I.3- La typologie de Le Querler
La modalité, selon Le Querler
(1996 :61), peut être perçue comme une expression
de l'attitude du locuteur par rapport au contenu propositionnel de son
énoncé. Cette définition exclut l'assertion simple
qui ne contient aucun marqueur de l'attitude du locuteur. L'assertion simple
est constative ou informative sans aucun marqueur explicite de modalisation.
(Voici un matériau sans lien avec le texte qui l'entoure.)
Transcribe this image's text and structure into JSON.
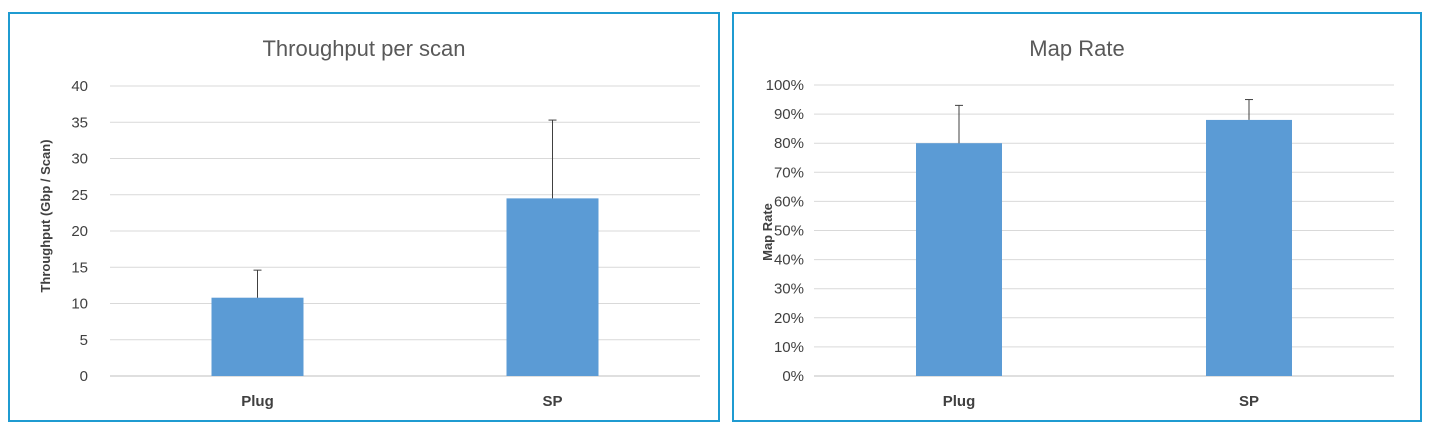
{
  "chart_data": [
    {
      "type": "bar",
      "title": "Throughput per scan",
      "xlabel": "",
      "ylabel": "Throughput (Gbp / Scan)",
      "categories": [
        "Plug",
        "SP"
      ],
      "values": [
        10.8,
        24.5
      ],
      "error_upper": [
        14.6,
        35.3
      ],
      "ylim": [
        0,
        40
      ],
      "ytick_step": 5,
      "ytick_labels": [
        "0",
        "5",
        "10",
        "15",
        "20",
        "25",
        "30",
        "35",
        "40"
      ],
      "grid": true,
      "bar_color": "#5b9bd5"
    },
    {
      "type": "bar",
      "title": "Map Rate",
      "xlabel": "",
      "ylabel": "Map Rate",
      "categories": [
        "Plug",
        "SP"
      ],
      "values": [
        0.8,
        0.88
      ],
      "error_upper": [
        0.93,
        0.95
      ],
      "ylim": [
        0,
        1.0
      ],
      "ytick_step": 0.1,
      "ytick_labels": [
        "0%",
        "10%",
        "20%",
        "30%",
        "40%",
        "50%",
        "60%",
        "70%",
        "80%",
        "90%",
        "100%"
      ],
      "grid": true,
      "bar_color": "#5b9bd5"
    }
  ],
  "colors": {
    "border": "#1f9bd1",
    "grid": "#d9d9d9",
    "error_bar": "#404040"
  }
}
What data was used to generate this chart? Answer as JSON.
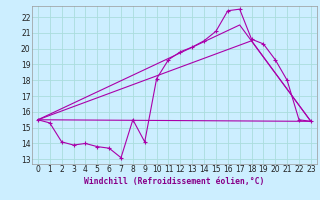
{
  "bg_color": "#cceeff",
  "grid_color": "#aadddd",
  "line_color": "#aa00aa",
  "xlabel": "Windchill (Refroidissement éolien,°C)",
  "xlim": [
    -0.5,
    23.5
  ],
  "ylim": [
    12.7,
    22.7
  ],
  "yticks": [
    13,
    14,
    15,
    16,
    17,
    18,
    19,
    20,
    21,
    22
  ],
  "xticks": [
    0,
    1,
    2,
    3,
    4,
    5,
    6,
    7,
    8,
    9,
    10,
    11,
    12,
    13,
    14,
    15,
    16,
    17,
    18,
    19,
    20,
    21,
    22,
    23
  ],
  "line1_x": [
    0,
    1,
    2,
    3,
    4,
    5,
    6,
    7,
    8,
    9,
    10,
    11,
    12,
    13,
    14,
    15,
    16,
    17,
    18,
    19,
    20,
    21,
    22,
    23
  ],
  "line1_y": [
    15.5,
    15.3,
    14.1,
    13.9,
    14.0,
    13.8,
    13.7,
    13.1,
    15.5,
    14.1,
    18.1,
    19.3,
    19.8,
    20.1,
    20.5,
    21.1,
    22.4,
    22.5,
    20.6,
    20.3,
    19.3,
    18.0,
    15.5,
    15.4
  ],
  "line2_x": [
    0,
    23
  ],
  "line2_y": [
    15.5,
    15.4
  ],
  "line3_x": [
    0,
    17,
    23
  ],
  "line3_y": [
    15.5,
    21.5,
    15.4
  ],
  "line4_x": [
    0,
    18,
    23
  ],
  "line4_y": [
    15.5,
    20.5,
    15.4
  ],
  "tick_fontsize": 5.5,
  "xlabel_fontsize": 5.8
}
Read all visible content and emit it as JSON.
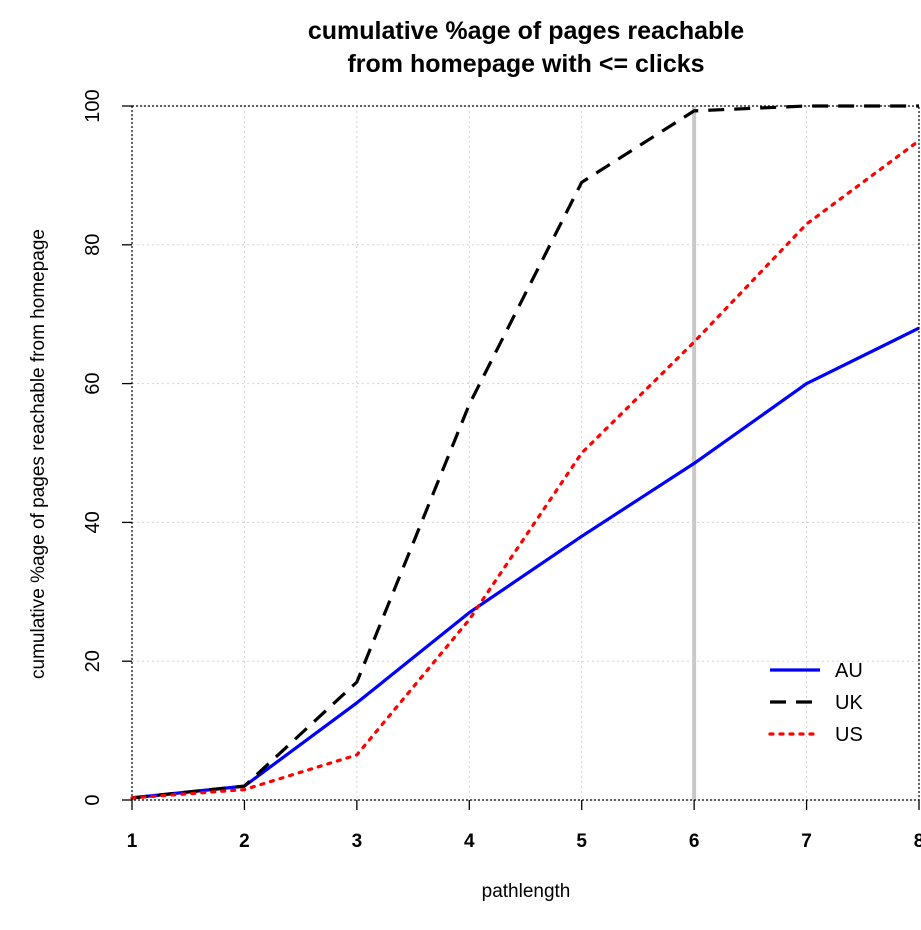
{
  "chart_data": {
    "type": "line",
    "title": "cumulative %age of pages reachable",
    "subtitle": "from homepage with <= clicks",
    "xlabel": "pathlength",
    "ylabel": "cumulative %age of pages reachable from homepage",
    "xlim": [
      1,
      8
    ],
    "ylim": [
      0,
      100
    ],
    "x_ticks": [
      "1",
      "2",
      "3",
      "4",
      "5",
      "6",
      "7",
      "8"
    ],
    "y_ticks": [
      "0",
      "20",
      "40",
      "60",
      "80",
      "100"
    ],
    "grid": true,
    "vline": {
      "x": 6,
      "color": "#c8c8c8"
    },
    "legend_position": "bottom-right",
    "x": [
      1,
      2,
      3,
      4,
      5,
      6,
      7,
      8
    ],
    "series": [
      {
        "name": "AU",
        "color": "#0000ff",
        "style": "solid",
        "values": [
          0.3,
          2,
          14,
          27,
          38,
          48.5,
          60,
          68
        ]
      },
      {
        "name": "UK",
        "color": "#000000",
        "style": "dashed",
        "values": [
          0.3,
          2,
          17,
          57,
          89,
          99.3,
          100,
          100
        ]
      },
      {
        "name": "US",
        "color": "#ff0000",
        "style": "dotted",
        "values": [
          0.3,
          1.5,
          6.5,
          26,
          50,
          66,
          83,
          95
        ]
      }
    ]
  }
}
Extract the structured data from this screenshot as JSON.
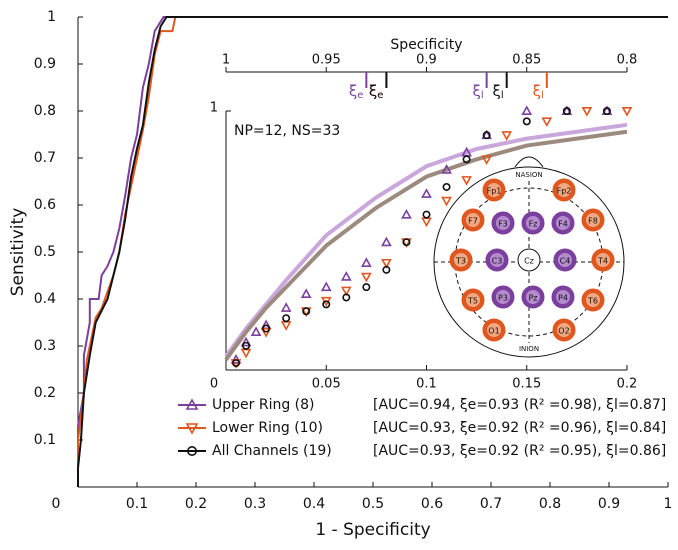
{
  "chart_data": {
    "type": "roc",
    "xlabel": "1 - Specificity",
    "ylabel": "Sensitivity",
    "xlim": [
      0,
      1
    ],
    "ylim": [
      0,
      1
    ],
    "xticks": [
      0,
      0.1,
      0.2,
      0.3,
      0.4,
      0.5,
      0.6,
      0.7,
      0.8,
      0.9,
      1
    ],
    "yticks": [
      0,
      0.1,
      0.2,
      0.3,
      0.4,
      0.5,
      0.6,
      0.7,
      0.8,
      0.9,
      1
    ],
    "series": [
      {
        "name": "Upper Ring (8)",
        "stats": "[AUC=0.94, ξe=0.93 (R² =0.98), ξl=0.87]",
        "color": "#7b3f9e",
        "marker": "triangle-up",
        "x": [
          0,
          0,
          0.01,
          0.01,
          0.02,
          0.02,
          0.035,
          0.04,
          0.05,
          0.06,
          0.07,
          0.08,
          0.09,
          0.1,
          0.11,
          0.12,
          0.13,
          0.145,
          1
        ],
        "values": [
          0,
          0.13,
          0.2,
          0.28,
          0.35,
          0.4,
          0.4,
          0.45,
          0.47,
          0.5,
          0.55,
          0.62,
          0.7,
          0.75,
          0.85,
          0.9,
          0.97,
          1,
          1
        ]
      },
      {
        "name": "Lower Ring (10)",
        "stats": "[AUC=0.93, ξe=0.92 (R² =0.96), ξl=0.84]",
        "color": "#e0561f",
        "marker": "triangle-down",
        "x": [
          0,
          0,
          0.01,
          0.015,
          0.02,
          0.03,
          0.04,
          0.06,
          0.07,
          0.08,
          0.09,
          0.1,
          0.11,
          0.12,
          0.13,
          0.14,
          0.16,
          0.165,
          1
        ],
        "values": [
          0,
          0.1,
          0.2,
          0.27,
          0.3,
          0.36,
          0.38,
          0.45,
          0.5,
          0.58,
          0.64,
          0.7,
          0.76,
          0.83,
          0.92,
          0.97,
          0.97,
          1,
          1
        ]
      },
      {
        "name": "All Channels (19)",
        "stats": "[AUC=0.93, ξe=0.92 (R² =0.95), ξl=0.86]",
        "color": "#111111",
        "marker": "circle",
        "x": [
          0,
          0,
          0.005,
          0.01,
          0.02,
          0.03,
          0.05,
          0.07,
          0.08,
          0.09,
          0.1,
          0.11,
          0.12,
          0.13,
          0.14,
          0.15,
          1
        ],
        "values": [
          0,
          0.04,
          0.1,
          0.2,
          0.28,
          0.35,
          0.4,
          0.5,
          0.57,
          0.66,
          0.72,
          0.77,
          0.86,
          0.93,
          0.98,
          1,
          1
        ]
      }
    ],
    "inset": {
      "annotation": "NP=12, NS=33",
      "xlim": [
        0,
        0.2
      ],
      "ylim": [
        0.25,
        1
      ],
      "xticks": [
        0,
        0.05,
        0.1,
        0.15,
        0.2
      ],
      "yticks": [
        1
      ],
      "x2label": "Specificity",
      "x2lim": [
        1,
        0.8
      ],
      "x2ticks": [
        1,
        0.95,
        0.9,
        0.85,
        0.8
      ],
      "series": [
        {
          "color": "#7b3f9e",
          "marker": "triangle-up",
          "x": [
            0.005,
            0.01,
            0.015,
            0.02,
            0.03,
            0.04,
            0.05,
            0.06,
            0.07,
            0.08,
            0.09,
            0.1,
            0.11,
            0.12,
            0.13,
            0.15,
            0.17,
            0.19
          ],
          "values": [
            0.28,
            0.33,
            0.36,
            0.38,
            0.43,
            0.47,
            0.49,
            0.52,
            0.56,
            0.62,
            0.7,
            0.76,
            0.83,
            0.88,
            0.93,
            1,
            1,
            1
          ]
        },
        {
          "color": "#e0561f",
          "marker": "triangle-down",
          "x": [
            0.005,
            0.01,
            0.02,
            0.03,
            0.04,
            0.05,
            0.06,
            0.07,
            0.08,
            0.09,
            0.1,
            0.11,
            0.12,
            0.13,
            0.14,
            0.16,
            0.18,
            0.2
          ],
          "values": [
            0.27,
            0.3,
            0.36,
            0.38,
            0.42,
            0.45,
            0.48,
            0.52,
            0.56,
            0.62,
            0.68,
            0.74,
            0.8,
            0.86,
            0.93,
            0.97,
            1,
            1
          ]
        },
        {
          "color": "#111111",
          "marker": "circle",
          "x": [
            0.005,
            0.01,
            0.02,
            0.03,
            0.04,
            0.05,
            0.06,
            0.07,
            0.08,
            0.09,
            0.1,
            0.11,
            0.12,
            0.13,
            0.15,
            0.17,
            0.19
          ],
          "values": [
            0.27,
            0.32,
            0.37,
            0.4,
            0.42,
            0.44,
            0.46,
            0.49,
            0.54,
            0.62,
            0.7,
            0.78,
            0.86,
            0.93,
            0.97,
            1,
            1
          ]
        }
      ],
      "fits": [
        {
          "color": "#c9a6dc",
          "x": [
            0,
            0.01,
            0.02,
            0.03,
            0.05,
            0.075,
            0.1,
            0.125,
            0.15,
            0.175,
            0.2
          ],
          "values": [
            0.29,
            0.37,
            0.44,
            0.51,
            0.64,
            0.75,
            0.84,
            0.89,
            0.92,
            0.94,
            0.96
          ]
        },
        {
          "color": "#9c8a7e",
          "x": [
            0,
            0.01,
            0.02,
            0.03,
            0.05,
            0.075,
            0.1,
            0.125,
            0.15,
            0.175,
            0.2
          ],
          "values": [
            0.28,
            0.36,
            0.43,
            0.49,
            0.61,
            0.72,
            0.81,
            0.86,
            0.9,
            0.92,
            0.94
          ]
        }
      ],
      "thresholds": [
        {
          "symbol": "ξ",
          "subscript": "e",
          "value": 0.93,
          "color": "#7b3f9e"
        },
        {
          "symbol": "ξ",
          "subscript": "e",
          "value": 0.92,
          "color": "#e0561f"
        },
        {
          "symbol": "ξ",
          "subscript": "e",
          "value": 0.92,
          "color": "#111111"
        },
        {
          "symbol": "ξ",
          "subscript": "l",
          "value": 0.87,
          "color": "#7b3f9e"
        },
        {
          "symbol": "ξ",
          "subscript": "l",
          "value": 0.86,
          "color": "#111111"
        },
        {
          "symbol": "ξ",
          "subscript": "l",
          "value": 0.84,
          "color": "#e0561f"
        }
      ]
    },
    "head": {
      "top": "NASION",
      "bottom": "INION",
      "electrodes": [
        {
          "label": "Fp1",
          "color": "#e0561f"
        },
        {
          "label": "Fp2",
          "color": "#e0561f"
        },
        {
          "label": "F7",
          "color": "#e0561f"
        },
        {
          "label": "F3",
          "color": "#7b3f9e"
        },
        {
          "label": "Fz",
          "color": "#7b3f9e"
        },
        {
          "label": "F4",
          "color": "#7b3f9e"
        },
        {
          "label": "F8",
          "color": "#e0561f"
        },
        {
          "label": "T3",
          "color": "#e0561f"
        },
        {
          "label": "C3",
          "color": "#7b3f9e"
        },
        {
          "label": "Cz",
          "color": "#ffffff"
        },
        {
          "label": "C4",
          "color": "#7b3f9e"
        },
        {
          "label": "T4",
          "color": "#e0561f"
        },
        {
          "label": "T5",
          "color": "#e0561f"
        },
        {
          "label": "P3",
          "color": "#7b3f9e"
        },
        {
          "label": "Pz",
          "color": "#7b3f9e"
        },
        {
          "label": "P4",
          "color": "#7b3f9e"
        },
        {
          "label": "T6",
          "color": "#e0561f"
        },
        {
          "label": "O1",
          "color": "#e0561f"
        },
        {
          "label": "O2",
          "color": "#e0561f"
        }
      ]
    }
  }
}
Après avoir défini la modalité, Le Querler (1996) propose
un classement des modalités qui s'organise autour du sujet
énonciateur.
-La modalité subjective : elle est l'expression du
rapport entre le sujet énonciateur et le contenu propositionnel, et
correspond aux modalités épistémique et
appréciative. Plus concrètement, Laurendeau (2004 :4) parle
de modalité subjective lorsqu'il est question d'une
fluctuation du savoir ou de la prise de parti du sujet
énonciateur. En d'autres termes, la modalité subjective
est présente dans un énoncé si le locuteur y exprime un
savoir ou une prise de position.
-La modalité intersubjective : elle renvoie au
rapport établi entre le sujet énonciateur et un autre sujet
à propos du contenu propositionnel. Autrement dit, c'est l'ensemble des
attitudes susceptibles de mettre en relation un locuteur et son allocutaire
à propos d'un énoncé.
-La modalité objective : Le Querler
(1996 :64) pense que cette modalité n'intervient que si
le sujet énonciateur subordonne le contenu propositionnel
à une autre proposition. Il s'agit d'une modalité qui ne
dépend ni du jugement de l'instance énonciative, ni de son
appréciation, ni de sa volonté.
Au regard de cette sous-catégorisation de Le Querler
(1996), Vion (2001 :218), estime qu'au niveau de la modalité
objective, il paraît inacceptable de présenter les
rapports entre propositions comme des phénomènes objectifs
indépendants d'un sujet parlant.
Il n'est donc pas évident d'admettre qu'il
puisse exister des énoncés qui soient purement constatifs. Aucun
énoncé ne saurait se limiter à décrire une
réalité si l'on prend en compte que, le simple fait de nommer
passe par les filtres de la perception, de l'interprétation, de la
catégorisation. C'est pourquoi, pour classifier les
procédés de modalisation, des linguistes tels que Galatanu (2002)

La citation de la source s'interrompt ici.